Yup, just double-checked both of 'em, copying directly from the command and sending 'em through head:

$ head /home/asherrar/t2t_sequence/v2.0/chm13v2.0.fa
>chr1 CP068277.2 Homo sapiens isolate CHM13 chromosome 1
Caccctaaaccctaacccctaaccctaaccctaaccctaaccctaaccctaacccctaaaccctaaccctaaccctaacc
ctaaccctaaccctaaccctaaccctaaccctaaccctaaccctaaccctaaccctaaccctaaccctaaccctaaccct
aaccctaaccctaacccctaaccctaaccctaaccctaaccctaaccctaaccctaaccctaaccctaaccctaacccta
accctaaccctaaccctaaccctaaccctaaccctaaccctaacccaaccctaaccctaaccctaaccctaaccctaacc
ctaaccctaaccctaaccctaaccctaaccctaaccctaaccctaaccctaaccctaaccctaaccctaaccctaaccct
aaccctaaccctaaccctaaccctaaccctaaccctaaccctaaccctaaccctaaccctaaccctaaccctaaccctaa
ccctaaccctaaccctaaccctaaccctaaccctaaccctaaccctaaccctaaccctaaccctaaccctaaccctaacc
ctaaccctaaccctaaccctaaccctaaccctaaccctaaccctaaccctaaccctaaccctaaccctaaccctaaccct
aaccctaaccctaaccctaaccctaaccctaaccctaaccctaaccctaaccctaaccctaaccctaaccctaaccctaa

$ head /scratch/asherrar/1kgp_vcf/1kgp.chrX.recalibrated.snp_indel.pass.chm13.v1.1.liftover.vcf
##fileformat=VCFv4.2
##ALT=<ID=NON_REF,Description="Represents any possible alternative allele not already represented at this location by REF and ALT">
##FILTER=<ID=LowQual,Description="Low quality">
##FILTER=<ID=PASS,Description="All filters passed">
##FILTER=<ID=VQSRTrancheINDEL99.00to100.00+,Description="Truth sensitivity tranche level for INDEL model at VQS Lod < -22120.414">
##FILTER=<ID=VQSRTrancheINDEL99.00to100.00,Description="Truth sensitivity tranche level for INDEL model at VQS Lod: -22120.414 <= x < -0.4496">
##FILTER=<ID=VQSRTrancheSNP99.80to100.00+,Description="Truth sensitivity tranche level for SNP model at VQS Lod < -39762.1377">
##FILTER=<ID=VQSRTrancheSNP99.80to100.00,Description="Truth sensitivity tranche level for SNP model at VQS Lod: -39762.1377 <= x < -65.1324">
##FORMAT=<ID=AD,Number=R,Type=Integer,Description="Allelic depths for the ref and alt alleles in the order listed">
##FORMAT=<ID=DP,Number=1,Type=Integer,Description="Approximate read depth (reads with MQ=255 or with bad mates are filtered)">

The files exist and are where they're expected to be, as far as I can tell. The only thing I can think of is something about the environment itself is messing with things, or it being something that was fixed in v1.43.0 - is that what you used?

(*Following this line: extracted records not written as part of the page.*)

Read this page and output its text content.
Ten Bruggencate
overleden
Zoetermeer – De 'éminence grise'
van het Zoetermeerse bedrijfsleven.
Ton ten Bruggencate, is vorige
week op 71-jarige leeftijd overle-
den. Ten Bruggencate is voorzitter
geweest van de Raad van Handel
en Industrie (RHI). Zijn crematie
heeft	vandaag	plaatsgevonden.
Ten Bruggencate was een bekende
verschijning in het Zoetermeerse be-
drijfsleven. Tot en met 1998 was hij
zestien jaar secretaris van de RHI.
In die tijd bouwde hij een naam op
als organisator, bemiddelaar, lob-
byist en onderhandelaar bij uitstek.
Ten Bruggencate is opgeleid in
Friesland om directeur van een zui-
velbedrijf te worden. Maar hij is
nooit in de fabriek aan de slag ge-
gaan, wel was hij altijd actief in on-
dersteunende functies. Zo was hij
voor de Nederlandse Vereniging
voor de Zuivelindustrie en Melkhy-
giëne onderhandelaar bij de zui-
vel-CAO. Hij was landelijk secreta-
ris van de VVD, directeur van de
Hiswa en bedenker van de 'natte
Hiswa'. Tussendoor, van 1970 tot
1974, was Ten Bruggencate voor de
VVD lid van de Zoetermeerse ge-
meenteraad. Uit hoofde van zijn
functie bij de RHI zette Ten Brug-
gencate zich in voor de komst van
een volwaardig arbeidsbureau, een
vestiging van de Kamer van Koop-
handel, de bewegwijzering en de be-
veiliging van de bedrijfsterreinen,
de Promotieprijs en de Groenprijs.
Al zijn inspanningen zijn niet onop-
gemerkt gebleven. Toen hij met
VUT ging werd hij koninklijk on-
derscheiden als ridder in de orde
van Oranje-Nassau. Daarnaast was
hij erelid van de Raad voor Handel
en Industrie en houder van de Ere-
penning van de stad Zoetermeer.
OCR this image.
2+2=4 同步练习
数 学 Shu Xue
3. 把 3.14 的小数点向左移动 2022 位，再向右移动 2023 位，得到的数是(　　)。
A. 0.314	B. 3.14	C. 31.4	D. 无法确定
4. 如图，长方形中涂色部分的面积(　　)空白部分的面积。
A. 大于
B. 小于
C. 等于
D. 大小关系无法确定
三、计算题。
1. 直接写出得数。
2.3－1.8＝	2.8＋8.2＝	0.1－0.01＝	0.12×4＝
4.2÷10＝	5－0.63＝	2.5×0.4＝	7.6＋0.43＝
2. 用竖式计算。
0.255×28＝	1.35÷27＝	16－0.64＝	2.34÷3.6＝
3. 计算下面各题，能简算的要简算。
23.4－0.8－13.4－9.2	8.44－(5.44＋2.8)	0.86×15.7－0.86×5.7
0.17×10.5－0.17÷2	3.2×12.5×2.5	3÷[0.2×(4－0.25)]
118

jeizenga commented 1 year ago

I tried again with 1.42.0 and had the same result. Could it be a file permissions issue?

asherrar commented 1 year ago

I don't think so, gave the files full permissions (chmod 777) to test and I get the exact same error. I'm chalking it up to an environment quirk at this point... will ask the folks who run the cluster to take a peek.